Faced with significant macroeconomic headwinds and surging inflation for consumers, container trade has faltered, down by 1.6% year-on-year from January to August, whilst since July container port congestion has reduced according to Clarksons, from close to 38% of capacity at port to around 34% today, freeing some of the tied-up tonnage.
“Sentiment has weakened at a rapid rate, amplified by increased uncertainty for consumers and businesses,” Clarksons noted in a recent market report, stressing that today’s rates still remain well above pre-covid levels. Freight is twice as high as the 2019 average, charter rates are still two and a half times higher, while the the Shanghai Containerised Freight Index (SCFI) is 100% above the 2010 to 2019 average and Clarksons’ charter rate index is only 20% off the 2005 peaks in the previous boom.
“In a ‘base case’ rate levels might not fall back as far as previous lows, but watch closely for incoming fleet growth (6-8% p.a. in 2023-24, though slippage may impact), ongoing trade headwinds and the development of port congestion (will recent easing persist?) which will determine how far and fast the softening goes from now,” analysts at Clarksons advised.

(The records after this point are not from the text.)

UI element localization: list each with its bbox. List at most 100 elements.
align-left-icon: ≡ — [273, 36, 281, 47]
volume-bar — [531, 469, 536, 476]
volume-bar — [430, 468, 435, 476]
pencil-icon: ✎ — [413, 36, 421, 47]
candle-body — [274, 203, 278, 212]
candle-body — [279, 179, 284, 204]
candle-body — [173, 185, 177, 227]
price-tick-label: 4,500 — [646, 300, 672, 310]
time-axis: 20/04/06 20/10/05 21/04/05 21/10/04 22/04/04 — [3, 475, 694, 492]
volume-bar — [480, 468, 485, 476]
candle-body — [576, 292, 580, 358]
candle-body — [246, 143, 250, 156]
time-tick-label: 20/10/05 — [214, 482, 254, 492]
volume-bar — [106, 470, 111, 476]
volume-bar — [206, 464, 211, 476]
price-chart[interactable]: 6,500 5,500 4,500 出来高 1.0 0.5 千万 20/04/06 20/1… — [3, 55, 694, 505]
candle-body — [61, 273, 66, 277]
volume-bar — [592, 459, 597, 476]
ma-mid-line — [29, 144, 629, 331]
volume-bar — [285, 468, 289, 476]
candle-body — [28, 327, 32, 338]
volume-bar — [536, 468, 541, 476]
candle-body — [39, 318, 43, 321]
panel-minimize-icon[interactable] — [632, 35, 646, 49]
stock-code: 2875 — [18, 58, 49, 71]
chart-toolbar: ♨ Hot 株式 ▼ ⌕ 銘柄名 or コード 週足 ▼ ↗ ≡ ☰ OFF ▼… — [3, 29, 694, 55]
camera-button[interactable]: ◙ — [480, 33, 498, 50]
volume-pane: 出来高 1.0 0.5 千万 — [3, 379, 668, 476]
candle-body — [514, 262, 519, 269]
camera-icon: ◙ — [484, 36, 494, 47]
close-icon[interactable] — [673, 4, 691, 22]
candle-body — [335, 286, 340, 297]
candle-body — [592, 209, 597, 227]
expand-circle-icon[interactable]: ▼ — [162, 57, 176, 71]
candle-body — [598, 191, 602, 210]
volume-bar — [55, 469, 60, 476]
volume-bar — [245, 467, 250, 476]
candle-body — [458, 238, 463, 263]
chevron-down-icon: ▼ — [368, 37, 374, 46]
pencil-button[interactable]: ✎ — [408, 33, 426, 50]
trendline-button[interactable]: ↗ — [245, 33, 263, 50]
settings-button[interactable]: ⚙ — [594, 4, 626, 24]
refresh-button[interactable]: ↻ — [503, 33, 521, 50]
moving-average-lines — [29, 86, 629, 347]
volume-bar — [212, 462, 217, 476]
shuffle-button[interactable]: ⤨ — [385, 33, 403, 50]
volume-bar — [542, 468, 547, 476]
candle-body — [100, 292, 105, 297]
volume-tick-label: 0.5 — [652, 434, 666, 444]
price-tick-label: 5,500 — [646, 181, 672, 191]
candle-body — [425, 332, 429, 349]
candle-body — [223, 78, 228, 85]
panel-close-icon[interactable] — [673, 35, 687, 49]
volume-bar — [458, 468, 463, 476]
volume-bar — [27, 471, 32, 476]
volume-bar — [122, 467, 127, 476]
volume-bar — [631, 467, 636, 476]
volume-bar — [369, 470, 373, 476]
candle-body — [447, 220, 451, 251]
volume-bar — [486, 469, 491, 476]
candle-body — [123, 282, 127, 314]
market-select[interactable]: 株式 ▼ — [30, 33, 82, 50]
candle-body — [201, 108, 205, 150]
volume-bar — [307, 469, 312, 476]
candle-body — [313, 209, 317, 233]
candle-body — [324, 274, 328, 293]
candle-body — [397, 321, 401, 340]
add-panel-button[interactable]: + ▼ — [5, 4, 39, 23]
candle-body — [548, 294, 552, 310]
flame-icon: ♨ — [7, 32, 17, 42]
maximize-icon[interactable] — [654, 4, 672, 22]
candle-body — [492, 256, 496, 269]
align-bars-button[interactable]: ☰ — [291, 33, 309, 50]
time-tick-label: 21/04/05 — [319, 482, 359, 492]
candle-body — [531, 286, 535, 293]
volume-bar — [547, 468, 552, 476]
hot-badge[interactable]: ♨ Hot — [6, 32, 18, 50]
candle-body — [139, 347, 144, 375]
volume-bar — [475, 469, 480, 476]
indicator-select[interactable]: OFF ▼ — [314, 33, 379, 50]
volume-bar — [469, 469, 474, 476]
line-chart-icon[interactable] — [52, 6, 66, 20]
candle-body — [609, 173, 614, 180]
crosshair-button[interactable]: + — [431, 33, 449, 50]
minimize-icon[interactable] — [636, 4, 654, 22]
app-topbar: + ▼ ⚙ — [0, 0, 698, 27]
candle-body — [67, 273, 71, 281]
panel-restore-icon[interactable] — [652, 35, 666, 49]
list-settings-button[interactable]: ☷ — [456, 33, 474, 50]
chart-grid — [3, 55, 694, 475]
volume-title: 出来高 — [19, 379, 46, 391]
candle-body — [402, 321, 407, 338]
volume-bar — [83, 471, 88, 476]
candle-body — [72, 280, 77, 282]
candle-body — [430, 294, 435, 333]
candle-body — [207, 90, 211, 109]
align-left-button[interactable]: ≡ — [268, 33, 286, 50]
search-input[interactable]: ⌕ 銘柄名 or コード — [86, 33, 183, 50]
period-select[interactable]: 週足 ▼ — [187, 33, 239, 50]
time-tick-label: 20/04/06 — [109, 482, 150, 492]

Container Trade Statistics (CTS) has released the new global demand data for August 2022, which has turned out to be the weakest month since early 2020.
Global demand measured in teu declined by 4.2% year-on-year whereas demand measured in teu*miles declined by 5.5%. Compared to pre-pandemic August 2019, global demand in teu has grown 1.3% whereas demand in teu*miles has now declined 2% compared to August 2019.
Looking at the CTS figures, Lars Jensen, CEO of consultancy Vespucci Maritime, suggested via LinkedIn that from a fundamental global supply/demand perspective, there is no longer a fleet capacity shortage and the balance is poised to worsen further.
“This means there is no fundamental support to revert back to the high rates of the last two years, but also that there is no structural support to halt the current rate decline,” Jensen wrote.
“Global demand is clearly weakening and weakening quite rapidly. We should expect continuing declines in spot rates – and associated spill-over into the contract markets. And we should also expect a ramp-up in not only blank sailings, but also the complete closure of a range of services, on especially the Transpacific trade,” Sea-Intelligence warned in its latest weekly report.
Drewry’s World Container Index (WCI), a global spot rate reference, plunged below $4,000 per feu last week for the first time since December 2020, with most container indices – whether spot, long-term, or charter, on the slide in recent months. The WCI dropped another 8% last week to close on $3,688.75, still more than twice as high as the historical average, but a far cry from the $9,408.81 per feu registered at the start of this year.
Multiple chartering indices have continued to report steep drops in recent days.
“The temperature is dropping fast, not only in Northern Europe but also in the container chartering market and consequently the New ConTex Indices are all bathed in red,” the latest report from Hamburg’s New ConTex stated.